Como funciona o capacitor
O principal funcionamento dos capacitores é o acúmulo de cargas opostas, em duas placas, separadas pelos dielétricos (isolante), essas placas ficam as mais próximas possíveis. Como são cargas opostas, elas se atraem, ficando portando, armazenadas nas superfícies das placas e mais próximas do isolante.
Essas placas ficam muito próximas uma das outras. Como são cargas opostas elas se atraem, ficando armazenadas na superfície das placas mais próximas do isolante dielétrico. Devido a essa atração, é criado um campo elétrico entre as placas, através do material dielétrico do capacitor. A energia que o capacitor armazena advém do campo elétrico criado entre as placas. É, portanto, uma energia de campo eletrostático.
Quando o capacitor está carregando ou descarregando existe um valor variável de corrente elétrica. Mas, como entre as placas do capacitor existe um material dielétrico, essa energia não passa de um aplaca para outra, ficando assim, armazenada.
Quando o capacitor está totalmente carregado (alcançou o regime estacionário), ou totalmente descarregado (está aberto) não existe esse fluxo de energia, pois as cargas não estão em movimento, uma vez que para ser corrente elétrica as cargas precisam estar em movimento.

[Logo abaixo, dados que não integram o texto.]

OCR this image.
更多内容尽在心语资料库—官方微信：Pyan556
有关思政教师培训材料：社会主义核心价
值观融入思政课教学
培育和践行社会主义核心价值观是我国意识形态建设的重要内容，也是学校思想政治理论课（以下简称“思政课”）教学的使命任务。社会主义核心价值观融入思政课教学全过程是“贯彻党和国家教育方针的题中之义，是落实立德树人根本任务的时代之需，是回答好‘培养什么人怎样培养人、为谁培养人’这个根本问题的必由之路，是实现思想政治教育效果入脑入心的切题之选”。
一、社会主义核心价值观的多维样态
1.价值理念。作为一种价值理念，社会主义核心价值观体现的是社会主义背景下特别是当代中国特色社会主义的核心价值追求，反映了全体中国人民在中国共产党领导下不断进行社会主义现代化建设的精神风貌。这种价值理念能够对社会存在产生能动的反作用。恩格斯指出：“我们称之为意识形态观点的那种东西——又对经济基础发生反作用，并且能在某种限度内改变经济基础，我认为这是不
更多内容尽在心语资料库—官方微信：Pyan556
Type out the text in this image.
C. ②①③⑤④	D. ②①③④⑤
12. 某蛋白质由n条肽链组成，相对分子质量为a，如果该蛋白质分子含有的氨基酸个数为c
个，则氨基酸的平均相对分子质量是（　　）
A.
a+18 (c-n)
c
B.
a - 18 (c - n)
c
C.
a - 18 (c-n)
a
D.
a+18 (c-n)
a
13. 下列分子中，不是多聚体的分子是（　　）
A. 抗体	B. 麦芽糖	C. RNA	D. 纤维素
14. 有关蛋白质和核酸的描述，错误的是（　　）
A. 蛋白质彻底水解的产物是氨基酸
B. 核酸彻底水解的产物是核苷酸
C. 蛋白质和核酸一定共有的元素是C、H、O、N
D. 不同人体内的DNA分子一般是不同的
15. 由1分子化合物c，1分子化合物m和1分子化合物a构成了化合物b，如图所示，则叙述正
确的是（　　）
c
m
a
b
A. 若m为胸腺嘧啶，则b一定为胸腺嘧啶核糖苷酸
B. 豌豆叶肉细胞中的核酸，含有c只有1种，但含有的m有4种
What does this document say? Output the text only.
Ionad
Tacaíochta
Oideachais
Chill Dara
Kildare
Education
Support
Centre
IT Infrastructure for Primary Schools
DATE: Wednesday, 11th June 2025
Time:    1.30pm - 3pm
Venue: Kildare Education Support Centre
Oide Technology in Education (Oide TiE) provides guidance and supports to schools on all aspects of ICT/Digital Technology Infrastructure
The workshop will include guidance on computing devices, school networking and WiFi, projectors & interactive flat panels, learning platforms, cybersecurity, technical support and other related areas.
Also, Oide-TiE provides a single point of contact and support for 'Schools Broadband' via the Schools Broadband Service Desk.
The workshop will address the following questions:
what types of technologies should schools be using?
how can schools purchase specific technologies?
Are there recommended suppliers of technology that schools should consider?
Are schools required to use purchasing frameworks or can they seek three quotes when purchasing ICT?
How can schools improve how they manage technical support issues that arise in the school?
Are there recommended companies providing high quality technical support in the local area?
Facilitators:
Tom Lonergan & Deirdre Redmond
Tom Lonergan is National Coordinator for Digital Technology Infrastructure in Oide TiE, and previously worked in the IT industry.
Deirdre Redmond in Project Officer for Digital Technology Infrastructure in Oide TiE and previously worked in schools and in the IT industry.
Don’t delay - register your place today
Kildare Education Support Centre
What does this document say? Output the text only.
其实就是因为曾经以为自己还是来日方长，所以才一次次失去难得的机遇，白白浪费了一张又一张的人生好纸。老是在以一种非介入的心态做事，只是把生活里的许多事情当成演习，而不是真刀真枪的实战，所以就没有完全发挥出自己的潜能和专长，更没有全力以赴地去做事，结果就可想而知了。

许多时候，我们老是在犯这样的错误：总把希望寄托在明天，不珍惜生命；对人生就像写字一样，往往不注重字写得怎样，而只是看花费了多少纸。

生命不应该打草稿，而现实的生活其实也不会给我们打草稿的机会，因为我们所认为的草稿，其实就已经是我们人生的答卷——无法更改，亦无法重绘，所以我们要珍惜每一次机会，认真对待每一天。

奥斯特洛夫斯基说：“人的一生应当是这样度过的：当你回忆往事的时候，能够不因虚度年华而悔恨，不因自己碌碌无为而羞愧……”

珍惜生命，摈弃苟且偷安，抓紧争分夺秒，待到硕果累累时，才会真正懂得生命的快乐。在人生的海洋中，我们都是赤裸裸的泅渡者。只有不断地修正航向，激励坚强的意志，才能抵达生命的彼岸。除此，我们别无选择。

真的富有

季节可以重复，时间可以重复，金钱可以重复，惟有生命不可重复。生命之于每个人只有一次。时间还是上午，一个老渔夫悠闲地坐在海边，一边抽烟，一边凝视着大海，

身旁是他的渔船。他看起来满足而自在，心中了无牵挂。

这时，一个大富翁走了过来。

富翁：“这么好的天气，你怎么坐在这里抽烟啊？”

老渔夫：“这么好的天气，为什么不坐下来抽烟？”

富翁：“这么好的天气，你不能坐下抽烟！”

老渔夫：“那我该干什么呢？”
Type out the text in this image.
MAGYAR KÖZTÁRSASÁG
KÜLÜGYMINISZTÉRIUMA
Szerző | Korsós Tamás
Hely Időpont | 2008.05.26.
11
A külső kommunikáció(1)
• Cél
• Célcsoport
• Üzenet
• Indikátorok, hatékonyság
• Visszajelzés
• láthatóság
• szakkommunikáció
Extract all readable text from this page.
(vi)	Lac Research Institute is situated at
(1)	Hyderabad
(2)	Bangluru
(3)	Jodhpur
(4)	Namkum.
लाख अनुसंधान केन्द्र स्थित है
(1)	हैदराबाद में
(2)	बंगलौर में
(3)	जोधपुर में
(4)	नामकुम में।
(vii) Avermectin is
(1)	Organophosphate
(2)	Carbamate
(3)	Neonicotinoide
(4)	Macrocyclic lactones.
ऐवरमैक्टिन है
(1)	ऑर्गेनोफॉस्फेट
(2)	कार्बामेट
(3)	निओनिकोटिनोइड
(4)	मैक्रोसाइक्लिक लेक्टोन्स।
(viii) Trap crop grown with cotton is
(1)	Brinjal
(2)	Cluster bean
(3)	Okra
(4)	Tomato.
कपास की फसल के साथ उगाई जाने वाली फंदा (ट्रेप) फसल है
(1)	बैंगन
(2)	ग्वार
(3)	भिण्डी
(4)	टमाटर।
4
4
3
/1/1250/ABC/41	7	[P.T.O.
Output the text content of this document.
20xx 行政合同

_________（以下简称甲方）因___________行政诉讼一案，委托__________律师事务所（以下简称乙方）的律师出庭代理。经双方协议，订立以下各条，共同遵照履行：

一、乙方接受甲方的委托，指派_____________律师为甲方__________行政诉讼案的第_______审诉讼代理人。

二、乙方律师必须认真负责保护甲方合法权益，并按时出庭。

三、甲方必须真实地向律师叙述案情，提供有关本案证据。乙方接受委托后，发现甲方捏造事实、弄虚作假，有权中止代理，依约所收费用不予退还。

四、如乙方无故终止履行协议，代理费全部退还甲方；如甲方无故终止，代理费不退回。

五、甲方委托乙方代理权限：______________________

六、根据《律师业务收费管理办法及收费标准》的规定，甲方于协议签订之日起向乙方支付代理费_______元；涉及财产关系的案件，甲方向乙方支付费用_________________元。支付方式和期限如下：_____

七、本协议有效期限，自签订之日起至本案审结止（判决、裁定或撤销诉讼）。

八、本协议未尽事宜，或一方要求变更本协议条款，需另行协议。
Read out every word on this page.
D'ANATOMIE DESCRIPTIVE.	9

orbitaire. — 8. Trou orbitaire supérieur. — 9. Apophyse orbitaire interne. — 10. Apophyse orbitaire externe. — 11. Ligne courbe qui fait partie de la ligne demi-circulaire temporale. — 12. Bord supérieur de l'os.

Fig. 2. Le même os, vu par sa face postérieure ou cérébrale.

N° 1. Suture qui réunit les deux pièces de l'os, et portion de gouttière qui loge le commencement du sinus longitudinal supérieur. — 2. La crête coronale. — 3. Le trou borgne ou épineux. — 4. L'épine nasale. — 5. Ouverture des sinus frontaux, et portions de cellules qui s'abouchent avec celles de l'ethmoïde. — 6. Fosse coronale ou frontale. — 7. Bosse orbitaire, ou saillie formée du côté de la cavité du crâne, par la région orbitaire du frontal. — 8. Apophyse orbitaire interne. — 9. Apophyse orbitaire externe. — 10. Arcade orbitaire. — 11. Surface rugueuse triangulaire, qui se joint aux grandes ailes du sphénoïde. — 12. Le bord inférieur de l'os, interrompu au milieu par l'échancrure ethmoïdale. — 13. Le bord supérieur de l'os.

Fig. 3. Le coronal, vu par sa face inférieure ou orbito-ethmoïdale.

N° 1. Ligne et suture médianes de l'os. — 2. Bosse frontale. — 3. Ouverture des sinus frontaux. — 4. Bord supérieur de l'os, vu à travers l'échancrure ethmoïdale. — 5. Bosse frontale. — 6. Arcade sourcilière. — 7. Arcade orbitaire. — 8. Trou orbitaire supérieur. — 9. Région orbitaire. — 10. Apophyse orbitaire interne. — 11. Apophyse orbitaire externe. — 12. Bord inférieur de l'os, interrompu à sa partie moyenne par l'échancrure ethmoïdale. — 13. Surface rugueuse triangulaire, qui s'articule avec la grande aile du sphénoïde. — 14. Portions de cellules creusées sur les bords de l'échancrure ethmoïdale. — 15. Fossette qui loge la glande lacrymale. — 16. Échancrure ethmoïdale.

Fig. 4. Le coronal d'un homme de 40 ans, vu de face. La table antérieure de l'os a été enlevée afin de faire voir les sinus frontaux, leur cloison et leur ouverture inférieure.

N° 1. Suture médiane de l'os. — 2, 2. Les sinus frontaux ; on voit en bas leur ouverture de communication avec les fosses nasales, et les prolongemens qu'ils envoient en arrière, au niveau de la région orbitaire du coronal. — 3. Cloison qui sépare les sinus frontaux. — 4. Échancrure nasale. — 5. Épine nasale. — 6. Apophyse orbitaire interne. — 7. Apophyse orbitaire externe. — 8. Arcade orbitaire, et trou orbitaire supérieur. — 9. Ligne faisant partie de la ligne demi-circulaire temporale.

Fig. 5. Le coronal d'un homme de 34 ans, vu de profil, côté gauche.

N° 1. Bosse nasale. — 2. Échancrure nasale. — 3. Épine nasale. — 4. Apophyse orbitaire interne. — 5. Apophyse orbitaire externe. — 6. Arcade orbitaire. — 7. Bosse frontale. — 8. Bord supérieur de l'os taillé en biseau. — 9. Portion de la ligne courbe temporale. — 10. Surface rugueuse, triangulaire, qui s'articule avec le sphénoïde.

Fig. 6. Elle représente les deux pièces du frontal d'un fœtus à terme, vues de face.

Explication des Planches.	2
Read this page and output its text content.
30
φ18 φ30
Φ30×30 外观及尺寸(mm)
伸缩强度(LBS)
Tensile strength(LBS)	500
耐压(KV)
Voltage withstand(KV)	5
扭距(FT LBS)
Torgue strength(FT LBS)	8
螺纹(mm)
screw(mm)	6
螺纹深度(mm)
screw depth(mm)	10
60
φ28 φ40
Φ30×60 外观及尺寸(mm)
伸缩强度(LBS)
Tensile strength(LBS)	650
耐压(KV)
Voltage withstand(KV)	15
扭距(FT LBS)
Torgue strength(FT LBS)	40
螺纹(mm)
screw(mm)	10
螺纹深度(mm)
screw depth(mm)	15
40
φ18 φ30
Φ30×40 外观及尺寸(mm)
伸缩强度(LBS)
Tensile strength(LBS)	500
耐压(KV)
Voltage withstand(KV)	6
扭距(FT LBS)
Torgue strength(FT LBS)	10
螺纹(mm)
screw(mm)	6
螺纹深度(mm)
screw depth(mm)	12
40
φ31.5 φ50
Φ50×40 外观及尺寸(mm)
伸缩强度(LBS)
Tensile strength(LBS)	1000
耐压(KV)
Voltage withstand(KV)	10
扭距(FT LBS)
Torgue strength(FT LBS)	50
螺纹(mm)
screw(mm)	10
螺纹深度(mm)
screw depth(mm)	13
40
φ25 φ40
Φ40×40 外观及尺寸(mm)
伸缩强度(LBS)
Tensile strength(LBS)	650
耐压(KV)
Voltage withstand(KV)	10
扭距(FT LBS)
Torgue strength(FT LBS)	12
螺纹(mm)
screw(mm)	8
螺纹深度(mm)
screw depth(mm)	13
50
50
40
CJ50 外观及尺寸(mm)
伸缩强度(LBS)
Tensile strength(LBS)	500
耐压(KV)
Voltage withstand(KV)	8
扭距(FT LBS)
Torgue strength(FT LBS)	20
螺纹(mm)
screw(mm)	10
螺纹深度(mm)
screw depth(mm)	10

Algumas aplicações dos capacitores:

- Sensores;
- Osciladores;
- Filtros de ruídos em sinais de energia;
- Absorver picos e preencher vales em sinais elétricos;
- Divisor de frequência em sistemas de áudio;
- Armazenamento de carga e sistemas de flash em câmeras fotográficas;
- Em conjuntos de transistores em memórias DRAM;
- Como baterias temporárias e som automotivo (mega capacitor);
- Laser de alta potencia (banco de capacitores);




É interessante salientar a diferente entre capacitor e a bateria. O capacitor armazena a energia, enquanto a bateria produz energia através de processos químicos e também armazena. O Capacitor é muito mais rápido no processo de descarga da energia acumulada, em comparação com baterias, além de serem aplicados em ocasiões onde a bateria não tem aplicação, como, por exemplo, dividir frequências e suavizar sinais elétricos.